Par arrêt du 9 septembre 2020, la chambre criminelle de la Cour de cassation vient de se prononcer sur la question de savoir si le fait de conserver le silence sur une élément de son patrimoine est un élément constitutif du délit d'organisation frauduleuse d'insolvabilité.

En l'espèce, lors de la rédaction d'un projet d’état liquidatif, dans le cadre d'une procédure de divorce, l'un des conjoints a omis de déclarer un compte-courant.

Une procédure pénale ayant diligentée, la Cour d'appel de Paris avait considéré, par un arrêt confirmatif, que le délit d'organisation frauduleuse d'insolvabilité était constitué dès lors que le prévenu avait, par son silence, dissimulé un compte courant.
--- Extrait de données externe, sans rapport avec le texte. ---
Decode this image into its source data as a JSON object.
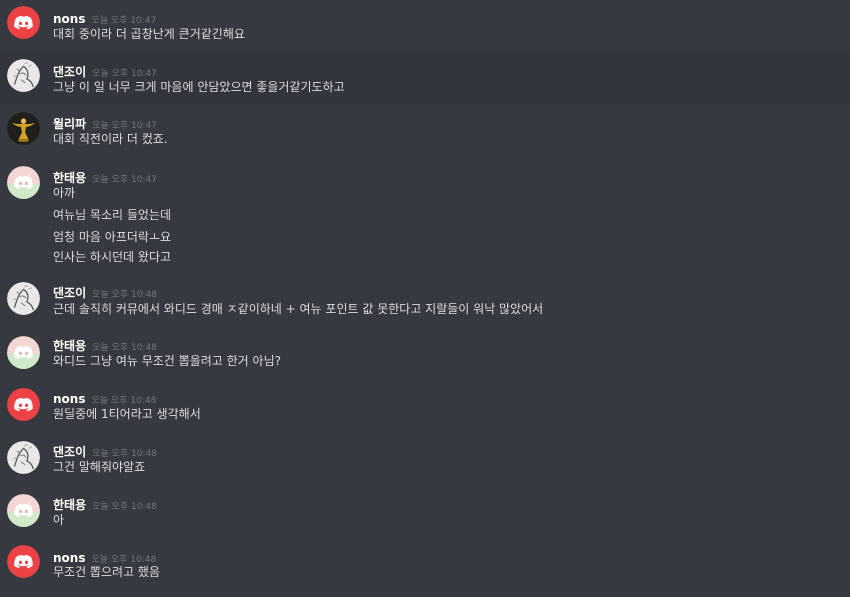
{
  "colors": {
    "background": "#36393f",
    "text": "#dcddde",
    "username": "#ffffff",
    "timestamp": "#72767d",
    "discord_red": "#ed4245",
    "highlight_row": "#32353b"
  },
  "messages": [
    {
      "author": "nons",
      "time": "오늘 오후 10:47",
      "avatar_icon": "discord-logo-red-icon",
      "lines": [
        "대회 중이라 더 곱창난게 큰거같긴해요"
      ]
    },
    {
      "author": "댄조이",
      "time": "오늘 오후 10:47",
      "avatar_icon": "sketch-avatar-icon",
      "lines": [
        "그냥 이 일 너무 크게 마음에 안담았으면 좋을거같기도하고"
      ]
    },
    {
      "author": "윌리파",
      "time": "오늘 오후 10:47",
      "avatar_icon": "golden-figure-avatar-icon",
      "lines": [
        "대회 직전이라 더 컸죠."
      ]
    },
    {
      "author": "한태용",
      "time": "오늘 오후 10:47",
      "avatar_icon": "discord-logo-pink-icon",
      "lines": [
        "아까",
        "여뉴님 목소리 들었는데",
        "엄청 마음 아프더락ㅗ요",
        "인사는 하시던데 왔다고"
      ]
    },
    {
      "author": "댄조이",
      "time": "오늘 오후 10:48",
      "avatar_icon": "sketch-avatar-icon",
      "lines": [
        "근데 솔직히 커뮤에서 와디드 경매 ㅈ같이하네 + 여뉴 포인트 값 못한다고 지랄들이 워낙 많았어서"
      ]
    },
    {
      "author": "한태용",
      "time": "오늘 오후 10:48",
      "avatar_icon": "discord-logo-pink-icon",
      "lines": [
        "와디드 그냥 여뉴 무조건 뽑을려고 한거 아님?"
      ]
    },
    {
      "author": "nons",
      "time": "오늘 오후 10:48",
      "avatar_icon": "discord-logo-red-icon",
      "lines": [
        "원딜중에 1티어라고 생각해서"
      ]
    },
    {
      "author": "댄조이",
      "time": "오늘 오후 10:48",
      "avatar_icon": "sketch-avatar-icon",
      "lines": [
        "그건 말해줘야알죠"
      ]
    },
    {
      "author": "한태용",
      "time": "오늘 오후 10:48",
      "avatar_icon": "discord-logo-pink-icon",
      "lines": [
        "아"
      ]
    },
    {
      "author": "nons",
      "time": "오늘 오후 10:48",
      "avatar_icon": "discord-logo-red-icon",
      "lines": [
        "무조건 뽑으려고 했음"
      ]
    }
  ]
}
La cour d'appel avait en outre considéré que l'intention délictuelle était caractérisée par la sous-évaluation d'un bateau, évalué à 75 000 €, soit 15 000 € de moins que le prix fixé pour une vente deux ans auparavant.
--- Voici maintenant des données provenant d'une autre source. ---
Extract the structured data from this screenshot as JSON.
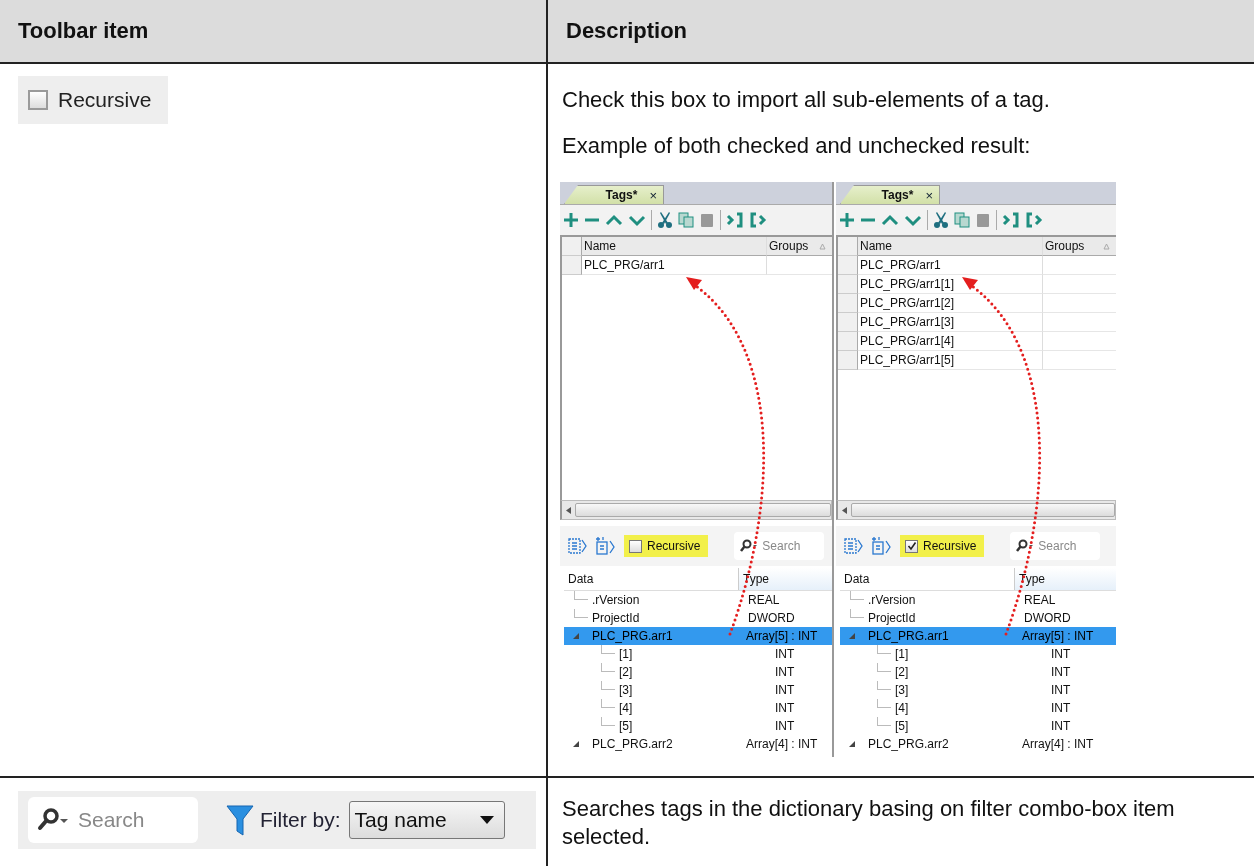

Cependant, le délit d'insolvabilité est défini par l’article 314-7 du code pénal.

Or, cet article dispose  que "le fait, par un débiteur, même avant la décision judiciaire constatant sa dette, d'organiser ou d'aggraver son insolvabilité soit en augmentant le passif ou en diminuant l'actif de son patrimoine, soit en diminuant ou en dissimulant tout ou partie de ses revenus, soit en dissimulant certains de ses biens, en vue de se soustraire à l'exécution d'une condamnation de nature patrimoniale prononcée par une juridiction répressive ou, en matière délictuelle, quasi délictuelle ou d'aliments, prononcée par une juridiction civile, est puni de trois ans d'emprisonnement et de 45 000 euros d'amende. Commet le même délit le dirigeant de droit ou de fait d'une personne morale qui organise ou aggrave l'insolvabilité de celle-ci dans les conditions définies à l'alinéa précédent en vue de la soustraire aux obligations pécuniaires résultant d'une condamnation prononcée en matière pénale, délictuelle ou quasi délictuelle".
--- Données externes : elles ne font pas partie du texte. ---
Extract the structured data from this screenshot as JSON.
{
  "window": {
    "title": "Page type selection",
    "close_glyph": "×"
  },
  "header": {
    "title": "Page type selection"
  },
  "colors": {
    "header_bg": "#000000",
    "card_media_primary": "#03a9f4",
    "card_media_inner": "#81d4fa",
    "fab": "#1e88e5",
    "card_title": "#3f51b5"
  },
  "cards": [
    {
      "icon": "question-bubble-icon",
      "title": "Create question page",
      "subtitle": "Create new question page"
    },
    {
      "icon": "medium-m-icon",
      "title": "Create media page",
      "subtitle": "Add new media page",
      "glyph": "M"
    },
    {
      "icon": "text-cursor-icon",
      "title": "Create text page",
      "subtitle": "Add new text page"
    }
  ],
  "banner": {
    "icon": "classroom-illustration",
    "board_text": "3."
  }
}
En application de ce texte, la chambre criminelle de la Cour de cassation considère que, "le délit d’organisation frauduleuse d’insolvabilité n’est caractérisé que lorsque les actes poursuivis ont pour objet ou effet d’organiser ou d’aggraver l’insolvabilité de leur auteur", et en déduit que "le silence gardé par une personne sur un élément d’actif de son patrimoine ou la minoration de son évaluation est sans effet sur la solvabilité et ne peut en conséquence caractériser le délit".

Au regard de cette décision, le simple fait de garder le silence sur une partie de ses revenus ou de son patrimoine (et ainsi de les dissimuler à la connaissance d'un créancier), ne permet pas de caractériser une organisation frauduleuse d'insolvabilité, dès lors qu'il n'est pas rapporté la preuve que cette dissimulation a pour effet d'organiser ou d'aggraver l'insolvabilité de celui qui garde le silence.